現地での生活費はどのような生活スタイルかによってかなり変わります。日本よりも物価は安いので、日本と全く同じ生活をすれば、多少安上がりかな、という程度です。
バスやタクシーなどの交通費は安いです。通信費も日本より安いです。

私は外食も週2回ぐらいしたり、観光もしたりと普通に生活して、3ヶ月間で約8万円ぐらいの滞在費でした。
1日2食の食事と宿泊費は留学費用に含まれるため、節約すればもっと抑えることもできると思います。

詳しくは別記事にまとめたので、以下よりご確認ください。

語学学校比較


2017年9月現在、フィジー国内の日本人向け語学学校は以下の3校です。

  • サウス・パシフィック・フリーバード
  • 老舗の学校で、生徒数150〜200名の大型校。1クラス10人前後でのグループレッスンが基本で、TOEIC対策オプションなどもあります。

  • ブルーウィル
  • フィジー第二の都市ラウトカにある語学学校。フィジーの語学学校の中で唯一マンツーマンレッスンを行なっています。

  • SKY
  • 韓国人経営のため、韓国人留学生も多い。リゾートホテル、ツアー会社、カフェ、レストランなどでのインターンプログラムがあり、フィジーでの就業体験ができます。

学校ごとの詳細は以下の記事にまとめました。

滞在方法はホームステイが8割

フィジー留学の場合、留学生の約8割はホームステイ滞在です。そのほか、語学学校の学生寮や、ホテルステイなども選択できます。

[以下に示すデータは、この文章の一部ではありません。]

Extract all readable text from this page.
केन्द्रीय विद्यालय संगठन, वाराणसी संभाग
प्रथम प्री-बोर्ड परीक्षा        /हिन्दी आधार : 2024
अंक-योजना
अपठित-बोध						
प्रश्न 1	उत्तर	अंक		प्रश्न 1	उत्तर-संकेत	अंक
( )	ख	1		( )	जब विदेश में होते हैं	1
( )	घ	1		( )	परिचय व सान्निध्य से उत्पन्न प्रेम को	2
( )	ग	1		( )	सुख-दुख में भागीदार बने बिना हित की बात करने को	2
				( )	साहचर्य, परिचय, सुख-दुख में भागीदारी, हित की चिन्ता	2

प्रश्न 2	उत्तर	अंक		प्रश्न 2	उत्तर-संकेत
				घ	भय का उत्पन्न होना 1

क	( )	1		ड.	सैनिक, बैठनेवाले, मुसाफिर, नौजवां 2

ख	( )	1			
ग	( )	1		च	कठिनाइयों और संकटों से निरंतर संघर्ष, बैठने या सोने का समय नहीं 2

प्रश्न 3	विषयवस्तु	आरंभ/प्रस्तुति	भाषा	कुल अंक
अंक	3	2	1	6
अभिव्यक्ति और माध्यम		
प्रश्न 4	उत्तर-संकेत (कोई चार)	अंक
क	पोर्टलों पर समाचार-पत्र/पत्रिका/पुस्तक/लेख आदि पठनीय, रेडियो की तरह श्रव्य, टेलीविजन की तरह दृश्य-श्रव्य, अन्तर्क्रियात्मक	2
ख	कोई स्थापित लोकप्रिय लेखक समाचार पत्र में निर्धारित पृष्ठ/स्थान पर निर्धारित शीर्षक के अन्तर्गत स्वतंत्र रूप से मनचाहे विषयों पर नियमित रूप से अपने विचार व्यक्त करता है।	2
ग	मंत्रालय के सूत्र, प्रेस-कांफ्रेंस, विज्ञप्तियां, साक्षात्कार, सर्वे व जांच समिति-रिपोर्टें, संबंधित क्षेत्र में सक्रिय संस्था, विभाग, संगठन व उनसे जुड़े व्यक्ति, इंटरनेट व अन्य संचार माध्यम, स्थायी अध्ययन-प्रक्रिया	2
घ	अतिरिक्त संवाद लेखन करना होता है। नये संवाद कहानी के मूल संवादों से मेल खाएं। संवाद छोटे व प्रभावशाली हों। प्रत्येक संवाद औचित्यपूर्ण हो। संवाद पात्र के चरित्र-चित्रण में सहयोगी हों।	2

ホームステイは留学費用は高くなるものの、食事がついているので滞在費が割安になる、英語を使う機会が多くなる、などのメリットがあります。
費用重視の方は学生寮がオススメです。友人を作りやすく、学生寮ならではの思い出もできることでしょう。
プライベート重視の方はホテルステイという選択肢もあるので、検討してみてください。

フィジー留学生にはこんな人が多い

フィジーへ留学する日本人は年間約2000名。年齢層も幅広く、親子留学や2週間程度の短期留学も人気です。

  1. 中・高校生留学
  2. フィジーの公立高校には、日本人留学生受け入れてくれる学校もあり、短期から卒業までの留学ができます。単位の取得はもちろん、卒業後の国内外の大学受験も可能です。
    詳しくはこちら>>バ・プロビンシャル・フリーバード学園公式ホームページ

  3. 大学生の語学留学(休学or短期留学)
  4. フィジー留学は大学生にも人気です。特に、夏休みや春休みなどの長期休暇を使い、2〜3週間の短期留学をする方や、1年休学して留学をする学生もいます。
    また、南太平洋大学(The University of South Pacific)など、フィジー現地の大学や大学院へ行くことも可能です。

  5. ワーホリ前の語学学習
  6. オーストラリアやニュージーランドのワーキングホリデーと組み合わせて留学する20代も多くいます。私も、25歳の時に3年間勤めていた会社を退職しニュージーランドへワーホリを決意。その前に約3ヶ月のフィジー留学を経験しました。

  7. シニア留学
  8. 年金生活をしている方や、会社を早期退職されてくる方もいます。南の島でのんびり暮らしたいと考えている方にはフィジー留学はまさに理想の地ではないかと思います。

フィジーの治安は?


フィジーは発展途上国であるため、もちろん日本ほど治安が良いとは言えません。
スリや置き引きには十分注意してください。

しかし、大きな地震もなく、ミサイルが飛んでくる心配もなく、テロや紛争もないので、ある意味とても治安の良い国ともいえると思います。

フィジー留学とフィリピン留学の違いは?

日本からの距離・航空券代

【フィリピンの方が早い・安い】

日本から行くには、フィリピンの方が近いです。直行便で約4時間程度で渡航可能です。
フィリピンは渡航するのにLCCなども多く飛んでいるのでとても便利。平均2〜4万円、安い時期を狙えば1万円代からなんてこともあります。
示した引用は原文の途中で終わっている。